D’ordinaire, l’arrivée de Mma Ramotswe et de Mma Makutsi à la réserve naturelle de Mokolodi aurait donné lieu à des aboiements, des éclats de rire et de chaleureuses poignées de main. Mma Ramotswe était connue en cet endroit : son oncle, le frère aîné de son père, était également l’oncle par alliance (par un second mariage) du responsable de l’atelier. Et si cela ne suffisait pas, la fille de la cousine de Mr. J.L.B. Matekoni travaillait aux cuisines du restaurant. Il en était ainsi au Botswana, partout ou presque : des liens de parenté, plus ou moins atténués par la distance et le temps, unissaient les gens, tissant dans le pays une grande toile humaine d’affection et d’appartenance. Et dans les fibres de cette toile, des liens d’obligation interdisaient d’ignorer les besoins d’autrui. Nul ne devait mourir de faim ; nul ne devait se sentir rejeté ; nul ne devait demeurer seul avec un chagrin.

Ce jour-là cependant, il n’y avait personne à la grille et les deux femmes pénétrèrent dans le domaine sans être arrêtées. Elles garèrent la fourgonnette près d’un acacia. Plusieurs personnes avaient déjà eu la même idée, car tout coin d’ombre était prisé et les voitures se disputaient le droit de se préserver du soleil. En vertu de ses dimensions réduites, la petite fourgonnette blanche parvint à se glisser dans un étroit espace entre deux grosses voitures, laissant tout juste assez de place à Mma Ramotswe pour s’extirper de son siège et, en rentrant le ventre, se faufiler entre la fourgonnette et le véhicule voisin. Ce fut une opération délicate, qui lui rappela la récente conversation avec Mma Makutsi. Si elle se mettait au régime, sans doute y aurait-il moins d’occasions comme celle-ci, moins de moments où elle déplorerait que les passages et les portes de ce monde fussent trop étroits pour les personnes de constitution traditionnelle. Pendant un instant, elle resta coincée entre les deux véhicules, si bien que Mma Makutsi fut tentée d’intervenir, mais avec une dernière poussée, elle parvint à se libérer sans aide.

— Les gens devraient penser un peu aux autres quand ils se garent ! lança Mma Ramotswe. Il y a assez de place pour toutes les voitures au Botswana ! Ce n’est pas la peine de s’entasser comme ça !

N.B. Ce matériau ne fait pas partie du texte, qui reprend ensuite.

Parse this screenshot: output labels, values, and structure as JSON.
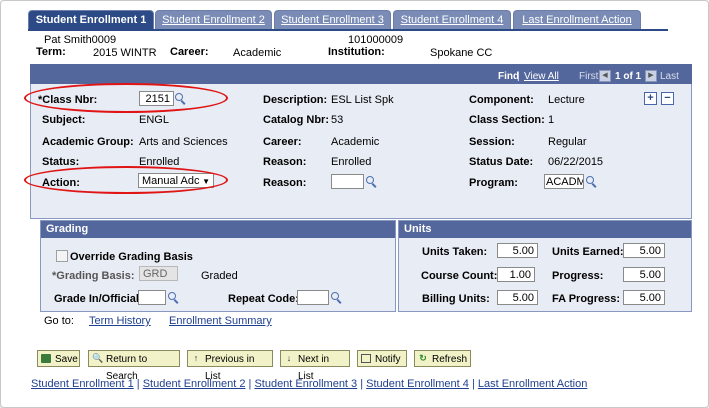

Mma Makutsi fut sur le point de répondre, mais elle se ravisa. Mma Ramotswe avait choisi de se garer à cet endroit et les propriétaires des deux autres véhicules pouvaient fort bien estimer qu’elle était à l’origine de cette promiscuité. L’assistante n’en dit rien cependant, souriant seulement d’une façon qui pouvait signifier, soit sa parfaite approbation, soit une indulgence courtoise. En règle générale, les opinions de Mma Ramotswe se révélaient nuancées et Mma Makutsi y adhérait sans peine. Elle avait cependant remarqué que, dès lors que la petite fourgonnette blanche était en cause, sa patronne, par ailleurs fort raisonnable, devenait susceptible. Tout en regardant Mma Ramotswe s’extraire de l’étroit passage entre les voitures, elle se souvint que, quelques semaines auparavant, elle l’avait questionnée au sujet de deux grosses éraflures apparues sur un côté de la fourgonnette et de son aile cabossée. La vigueur qu’avait mise Mma Ramotswe à nier l’évidence l’avait stupéfiée.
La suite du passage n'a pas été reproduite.